Returning to recycled sash frames, Hotere blacked their glass with lacquer and relieved that stern opacity with crinkled gold leaf and gaseous blooms of dusted gold. The delicacy and intensity of the resulting paintings is like the wonder of the stars at night illuminated with visual gasps of pleasure.

By that point, I considered myself pretty much immune to surprise but I still wasn't prepared for Blackwater (1999), another collaboration with Culbert, using fluorescent tube lights and black lacquered corrugated iron.

This huge installation lying flat on a pedestal has the tubes rising vertically from the iron, casting light and throwing seriated reflections, broken by the ripples of the iron.

It is a haunting work, evoking Westland lakes at night and in its polarity of black and white, the alpha and omega of eternity.

At that time, and in the early 2000s, Hotere was working again in more intimate, painterly ways, now using mirrors and the silvering and gilding applied to them to make them reflect, to produce dappled and stippled surfaces, sometimes with his wife, Mary McFarlane.

McFarlane works in this medium autonomously, which has created confusion for some. So far as Hotere is concerned, it's just another example of his adaptation of semi-industrial processes and ability to collaborate to powerful effect.

In the early 2000s, he suffered a debilitating stroke but has since made a partial recovery. There are works since then as eloquent as any commenting on current events. His whole production includes prints and drawings, the latter often erotic and very numerous.

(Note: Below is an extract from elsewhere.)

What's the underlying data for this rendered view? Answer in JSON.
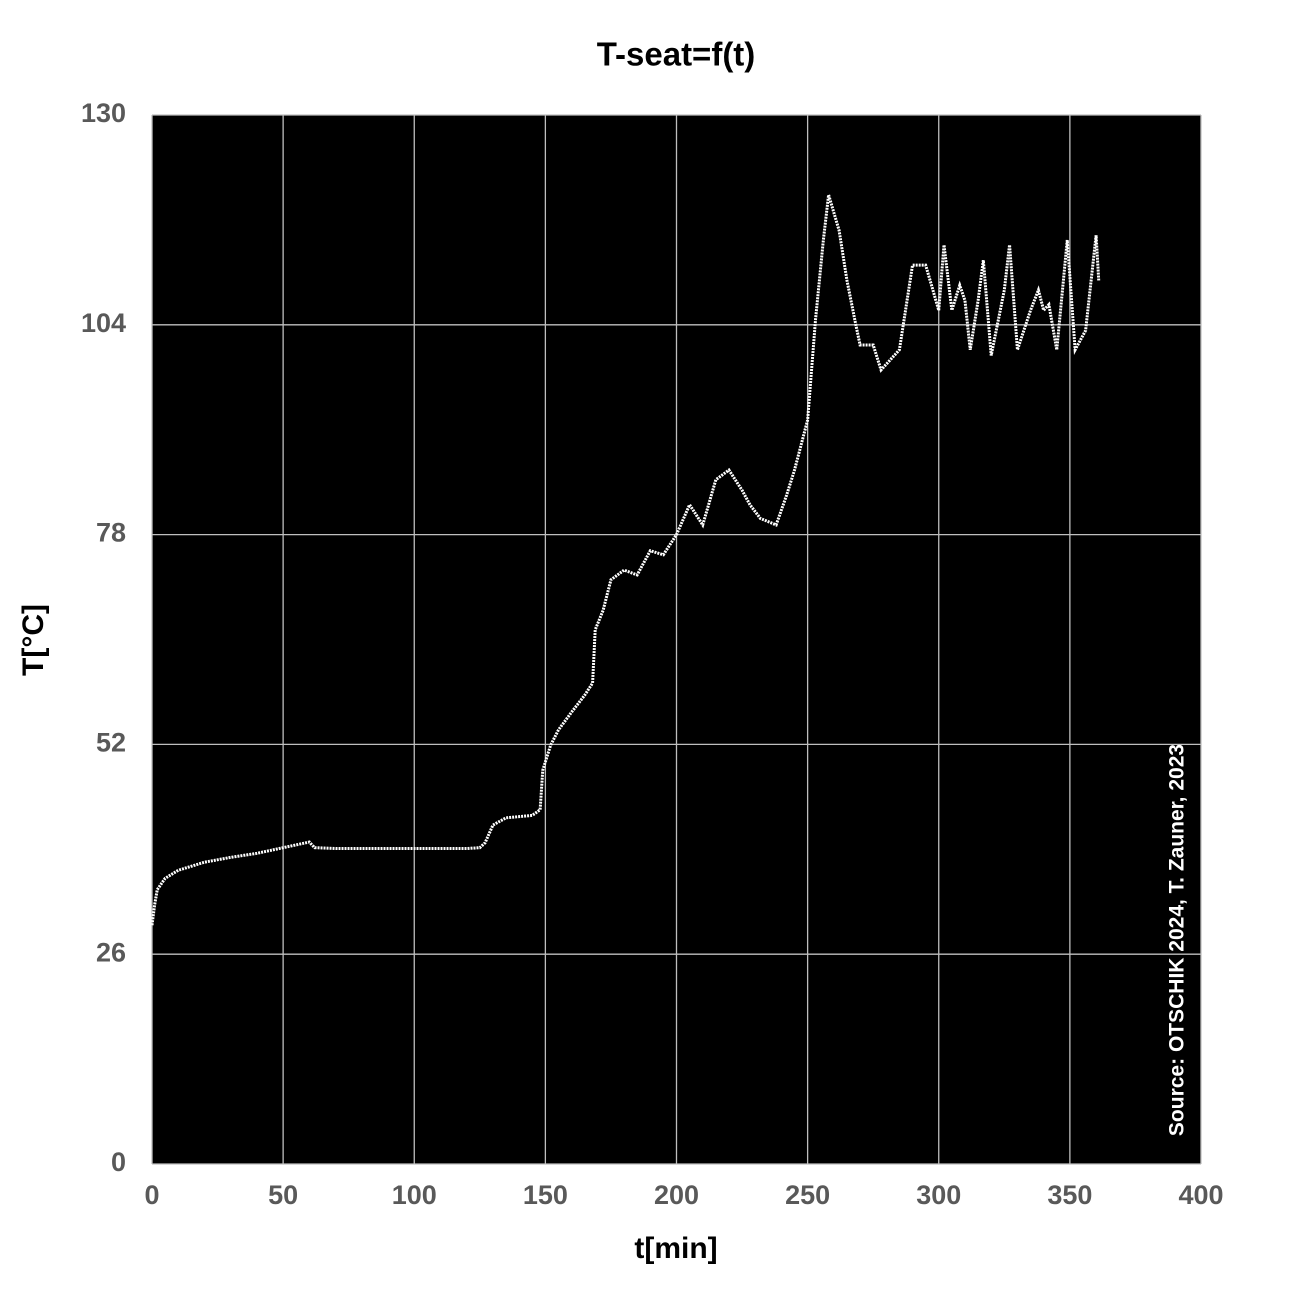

There is a famous work, How to Take off your Clothes at a Party, which nicely reveals the artist's puckish humour: he isn't all sturm und drang.

But he does reach the heights and fathom the depths in works of commanding authority. He has exhibited widely overseas and has lived at times in Britain, France and Spain.

But since 1969 he has based himself in Dunedin, specifically Port Chalmers. He is a shining light in our midst. The exhibition doesn't include all the works here mentioned.

Nevertheless, I strongly recommend it.

Peter Entwisle is a Dunedin curator, historian and writer.